- George Haimsohn at the Caffe Cino circa 1966

Background information
- Born: June 6, 1925 St. Louis, Missouri, U.S.
- Died: January 17, 2003 (aged 77) New York City, New York, U.S.
- Genres: Musical theatre
- Occupation: Librettist

= George Haimsohn =

George Haimsohn (June 12, 1925 – January 17, 2003) was an American writer and photographer. He was best known for co-writing the book and libretto of the popular 1960s Off-Broadway musical Dames at Sea. He produced male nude and "physique photography" under the name Plato, and wrote a number of gay male erotic novels under the name Alexander Goodman.

== Biography ==
Haimsohn was born in St. Louis, Missouri. He served in the U.S. Navy during World War 2, and subsequently graduated from the University of California at Berkeley.
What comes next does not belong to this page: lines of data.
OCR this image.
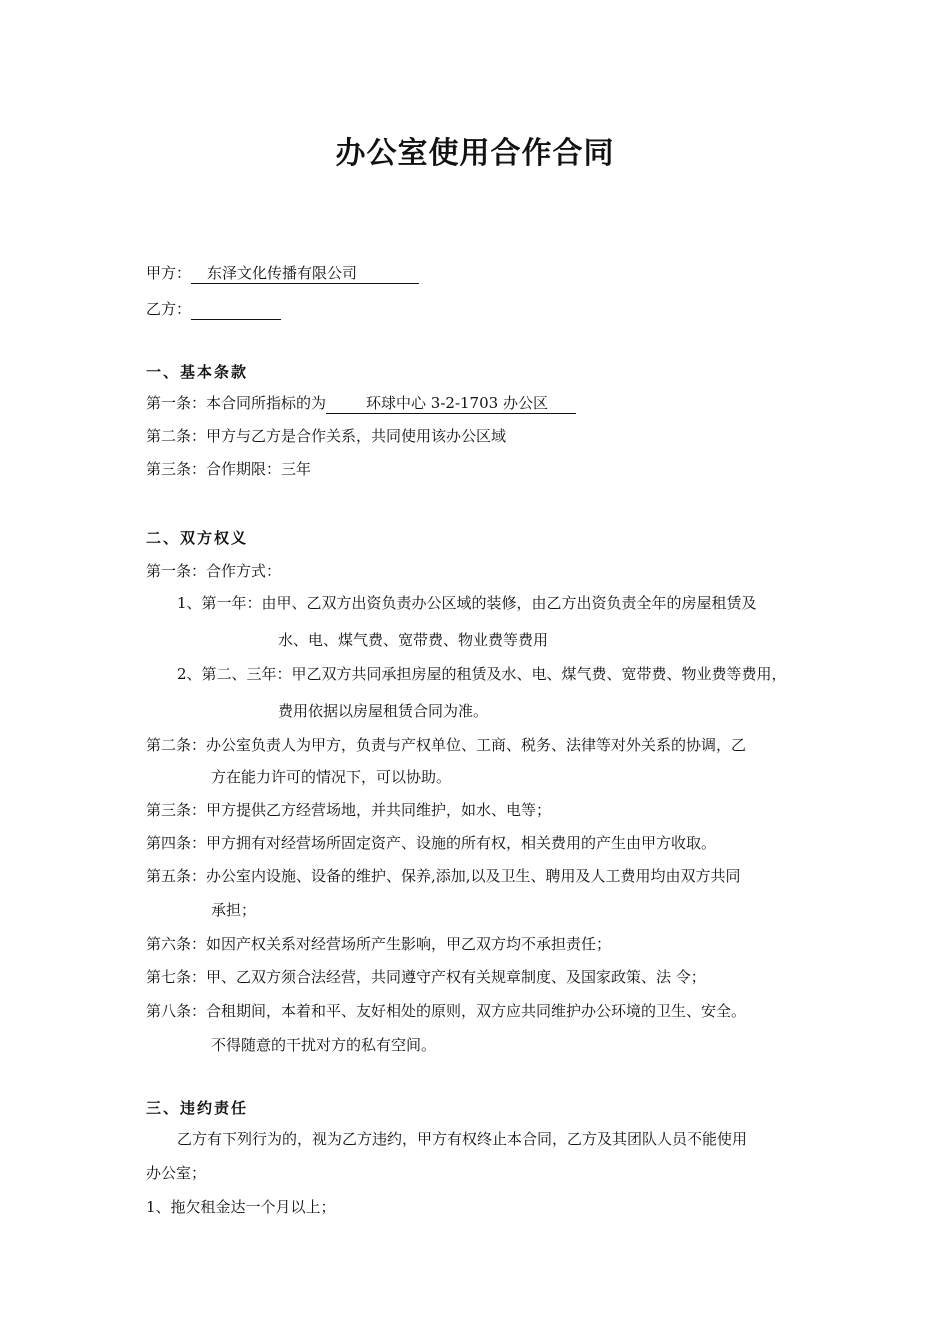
办公室使用合作合同
甲方： 东泽文化传播有限公司
乙方：
一、基本条款
第一条：本合同所指标的为	环球中心 3-2-1703 办公区
第二条：甲方与乙方是合作关系，共同使用该办公区域
第三条：合作期限：三年
二、双方权义
第一条：合作方式：
1、第一年：由甲、乙双方出资负责办公区域的装修，由乙方出资负责全年的房屋租赁及
水、电、煤气费、宽带费、物业费等费用
2、第二、三年：甲乙双方共同承担房屋的租赁及水、电、煤气费、宽带费、物业费等费用，
费用依据以房屋租赁合同为准。
第二条：办公室负责人为甲方，负责与产权单位、工商、税务、法律等对外关系的协调，乙
方在能力许可的情况下，可以协助。
第三条：甲方提供乙方经营场地，并共同维护，如水、电等；
第四条：甲方拥有对经营场所固定资产、设施的所有权，相关费用的产生由甲方收取。
第五条：办公室内设施、设备的维护、保养,添加,以及卫生、聘用及人工费用均由双方共同
承担；
第六条：如因产权关系对经营场所产生影响，甲乙双方均不承担责任；
第七条：甲、乙双方须合法经营，共同遵守产权有关规章制度、及国家政策、法 令；
第八条：合租期间，本着和平、友好相处的原则，双方应共同维护办公环境的卫生、安全。
不得随意的干扰对方的私有空间。
三、违约责任
乙方有下列行为的，视为乙方违约，甲方有权终止本合同，乙方及其团队人员不能使用
办公室；
1、拖欠租金达一个月以上；
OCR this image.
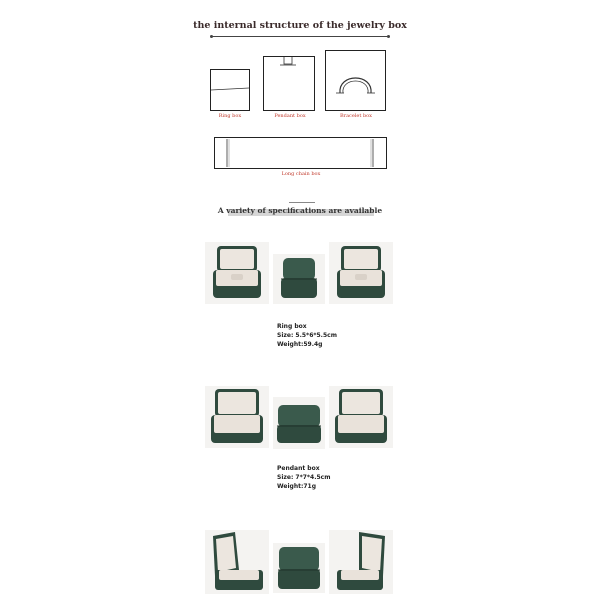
the internal structure of the jewelry box
Ring box	Pendant box	Bracelet box
Long chain box
A variety of specifications are available
Ring box
Size: 5.5*6*5.5cm
Weight:59.4g
Pendant box
Size: 7*7*4.5cm
Weight:71g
In 1952 he moved to Greenwich Village, New York City.

In the mid-1960s, he anonymously wrote The Gay Coloring Book and My Trip Around the World, comedic picture books illustrated by Dom Orejudos (a.k.a. "Etienne"), depicting the social and sex lives of contemporary gay men living in the Village. He also wrote and illustrated Modern Fairy Tales: Autobiography of a Camp under the pseudonym Peter B. Luvvly.

In 1966 he co-wrote with Robin Miller the book and libretto for the musical Dames at Sea, with music by Jim Wise. The original Off-Off-Broadway production launched the career of Bernadette Peters. Dames was adapted into a 1971 TV production starring Ann-Margret. His other musicals were Now, Zing! and Johnny American.

He wrote erotic short stories and novels for gay male readers in the mid-1960s, under the pen name Alexander Goodman. His published books include The Soft Spot: Four Short Stories (1964), A Sliver of Flesh: Four New Short Stories of the Homosexual Life (1965), Carnal Matters: Four Short Stories (1965), Handsome Is... (1966), Mercenary Affections: Stories of the Homosexual Life (1966), A Sweet Gentle Boy and Other Stories (1967), The First Time: Five Short Stories (1967), Blaze of Summer (1967), The Gay Psychedelic Sex Book: Collages and Limericks (1967), A Summer on Fire Island (1968), and Happyland and Other Stories (1968).

In the 1980s, he wrote and illustrated The Portable Hamlet, The Bedside Faust, and Inside Romeo and Juliet, comedic illustrated retellings of the classic works, for college readers.